Community is at the heart of everything Bayoh does. It’s the reason she decided to try and open an IHOP franchise at such a young age. She says growing up in Irvington, New Jersey, there wasn’t much in the way of dining options, describing the area as a “food desert.” In hopes of offering the community more, she headed out to seek a loan to help open her first IHOP.
It would take seven trips to seven different banks before Bayoh was able to secure the capital to get operations off the ground. She says one of the biggest challenges was convincing banks to give a young, Black, immigrant entrepreneur a $2.5 million loan.
“They had all sorts of reasons why they turned me down,” she says. “That was hard for me because the passion was there and the community [Irvington] needed it.”
Bayoh opened the doors to her first IHOP at 27. Irvington had one more dining option, but she wasn’t satisfied.
Bayoh wanted to give her community even more agency when it came time to eat, so she did something unconventional. She started adding her own recipes and menu items to the existing IHOP lineup in an effort to expand her customers' options.
What started off as a supplementary pot of grits to accommodate a regular turned into a handful of recipes revolving around soul food that became mainstays on the daily menu.
Items like chicken and waffles, collard greens, and cornbread were added at the request of community members who frequented the IHOP she ran. The newly added menu items became some of the top-selling dishes week after week, and Bayoh knew she was on to something.
The pop-up items would eventually be removed from the menu after some back-and-forth with corporate, but the success gave Bayoh the inspiration she needed to branch out.

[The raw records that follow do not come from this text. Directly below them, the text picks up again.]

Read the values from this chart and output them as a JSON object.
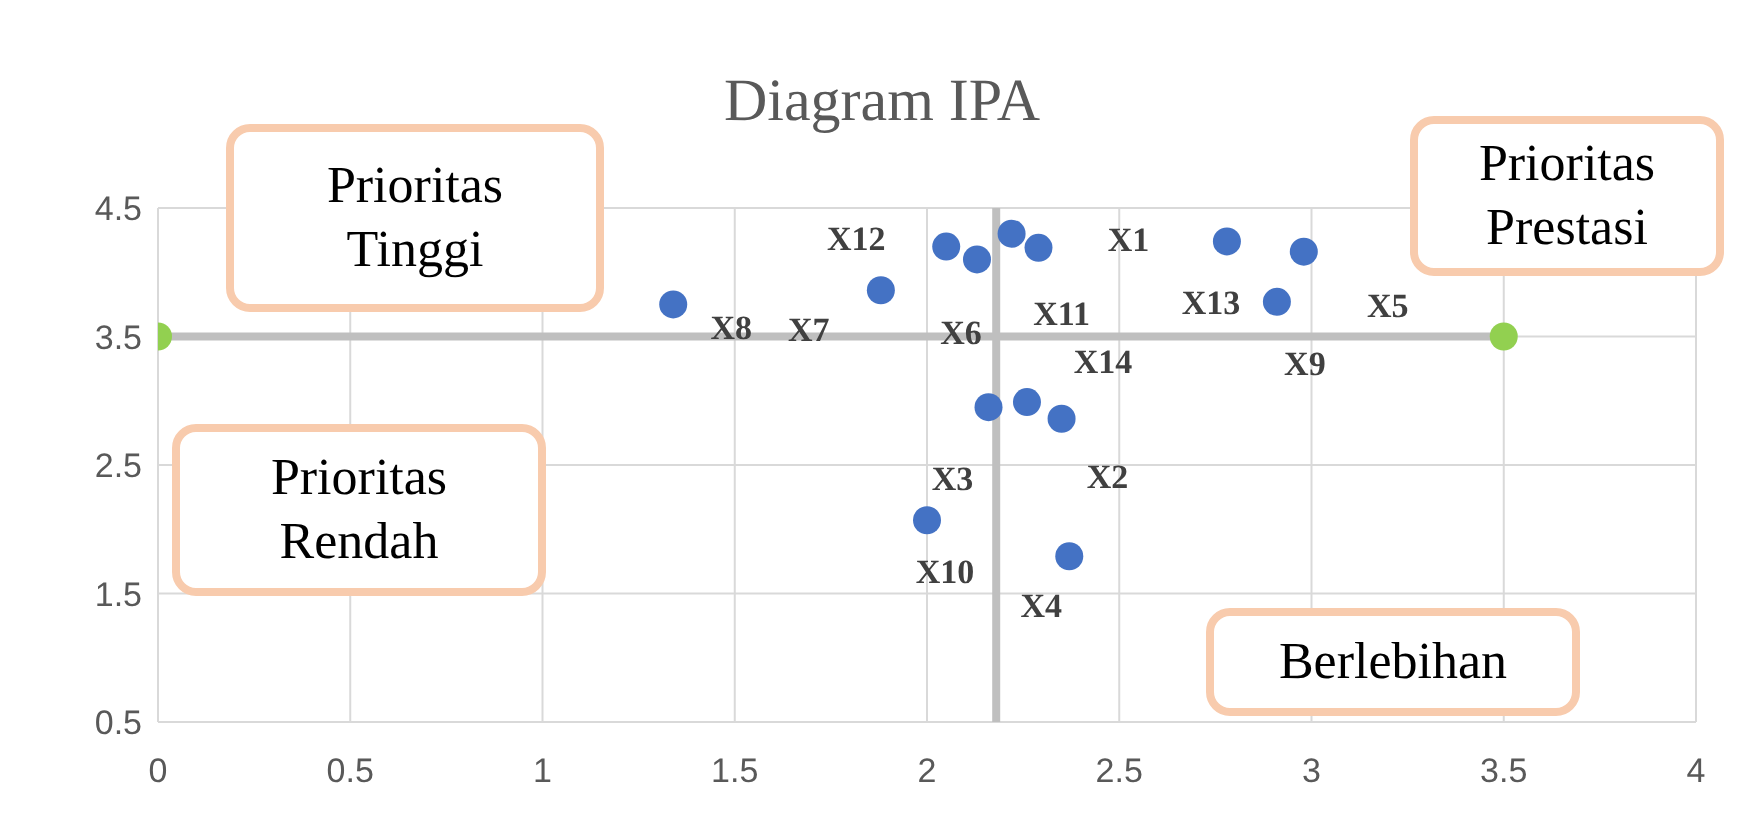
{
  "chart_data": {
    "type": "scatter",
    "title": "Diagram IPA",
    "xlim": [
      0,
      4
    ],
    "xticks": [
      0,
      0.5,
      1,
      1.5,
      2,
      2.5,
      3,
      3.5,
      4
    ],
    "ylim": [
      0.5,
      4.5
    ],
    "yticks": [
      0.5,
      1.5,
      2.5,
      3.5,
      4.5
    ],
    "grid": true,
    "legend": false,
    "marker": "circle",
    "series": [
      {
        "type": "line",
        "color": "#bfbfbf",
        "marker": "none",
        "x": [
          0,
          3.5
        ],
        "values": [
          3.5,
          3.5
        ]
      },
      {
        "type": "scatter",
        "color": "#92d050",
        "x": [
          0,
          3.5
        ],
        "values": [
          3.5,
          3.5
        ]
      },
      {
        "type": "scatter",
        "color": "#4472c4",
        "x": [
          2.29,
          2.35,
          2.16,
          2.37,
          2.98,
          2.13,
          1.88,
          1.34,
          2.91,
          2.0,
          2.22,
          2.05,
          2.78,
          2.26
        ],
        "values": [
          4.19,
          2.86,
          2.95,
          1.79,
          4.16,
          4.1,
          3.86,
          3.75,
          3.77,
          2.07,
          4.3,
          4.2,
          4.24,
          2.99
        ]
      }
    ],
    "ref_lines": [
      {
        "axis": "x",
        "value": 2.18,
        "color": "#bfbfbf"
      }
    ],
    "annotations": [
      {
        "text": "X1",
        "x": 2.29,
        "y": 4.19
      },
      {
        "text": "X2",
        "x": 2.35,
        "y": 2.86
      },
      {
        "text": "X3",
        "x": 2.16,
        "y": 2.95
      },
      {
        "text": "X4",
        "x": 2.37,
        "y": 1.79
      },
      {
        "text": "X5",
        "x": 2.98,
        "y": 4.16
      },
      {
        "text": "X6",
        "x": 2.13,
        "y": 4.1
      },
      {
        "text": "X7",
        "x": 1.88,
        "y": 3.86
      },
      {
        "text": "X8",
        "x": 1.34,
        "y": 3.75
      },
      {
        "text": "X9",
        "x": 2.91,
        "y": 3.77
      },
      {
        "text": "X10",
        "x": 2.0,
        "y": 2.07
      },
      {
        "text": "X11",
        "x": 2.22,
        "y": 4.3
      },
      {
        "text": "X12",
        "x": 2.05,
        "y": 4.2
      },
      {
        "text": "X13",
        "x": 2.78,
        "y": 4.24
      },
      {
        "text": "X14",
        "x": 2.26,
        "y": 2.99
      },
      "Prioritas Tinggi",
      "Prioritas Prestasi",
      "Prioritas Rendah",
      "Berlebihan"
    ]
  }
}
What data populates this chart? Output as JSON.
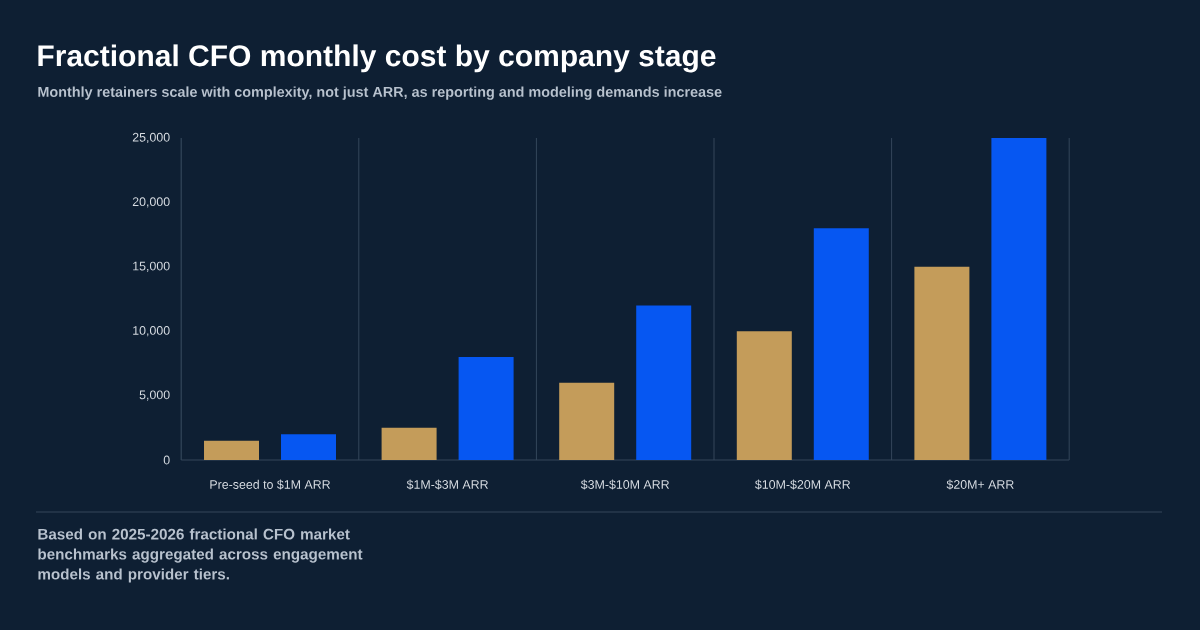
{
  "chart_data": {
    "type": "bar",
    "title": "Fractional CFO monthly cost by company stage",
    "subtitle": "Monthly retainers scale with complexity, not just ARR, as reporting and modeling demands increase",
    "categories": [
      "Pre-seed to $1M ARR",
      "$1M-$3M ARR",
      "$3M-$10M ARR",
      "$10M-$20M ARR",
      "$20M+ ARR"
    ],
    "series": [
      {
        "color": "#c49c5a",
        "values": [
          1500,
          2500,
          6000,
          10000,
          15000
        ]
      },
      {
        "color": "#0657f2",
        "values": [
          2000,
          8000,
          12000,
          18000,
          25000
        ]
      }
    ],
    "ylim": [
      0,
      25000
    ],
    "yticks": [
      0,
      {
        "value": 5000,
        "label": "5,000"
      },
      {
        "value": 10000,
        "label": "10,000"
      },
      {
        "value": 15000,
        "label": "15,000"
      },
      {
        "value": 20000,
        "label": "20,000"
      },
      {
        "value": 25000,
        "label": "25,000"
      }
    ],
    "grid": "x",
    "annotations": [
      "Based on 2025-2026 fractional CFO market benchmarks aggregated across engagement models and provider tiers."
    ]
  }
}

She says she spent time traveling across the country to different soul food restaurants.
About three years after debuting the pot of grits at her first IHOP, Bayoh opened the first Cornbread location in New Jersey.
One of the ways she gives back these days is by offering a second chance to formerly incarcerated people. “I don’t think we should judge someone’s whole life based on one terrible thing they did,” she says. “This program hasn’t been easy. It’s been really hard, but I feel like it is the right thing to do. We need to have more compassion.”
Compassion and community took Bayoh further than she dreamed. Today, she is gearing up to open the third location of Cornbread with her business partner, Elzadie Smith, in Brooklyn, New York, which she says will be the biggest test for her concept thus far. Cornbread is part of the expanding portfolio of independent black and brown-owned culinary brands funded by the New Voices Fund, a growth capital fund run by Richelieu Dennis, the founder of SheaMoisture and owner of Essence Ventures.
“If you can make it in New York, you can make it anywhere,” she says.
Two more locations, in Montclair, New Jersey and Jersey City, are in the pipeline as well.
Cornbread is a fast casual inspired by the recipes Bayoh debuted at the Irvington IHOP years ago.
The brand features digital kiosks for ordering. Bayoh adds the Brooklyn market seemed like a fit for the newest Cornbread because she believes customers will understand and embrace the fast-paced, modern concept.
Ultimately, Bayoh wants Cornbread to be the most successful restaurant franchise led by an African American woman, she says.
“Our purpose is to honor the communities we serve,” she says. “The mission is to be committed to taking care of each other.”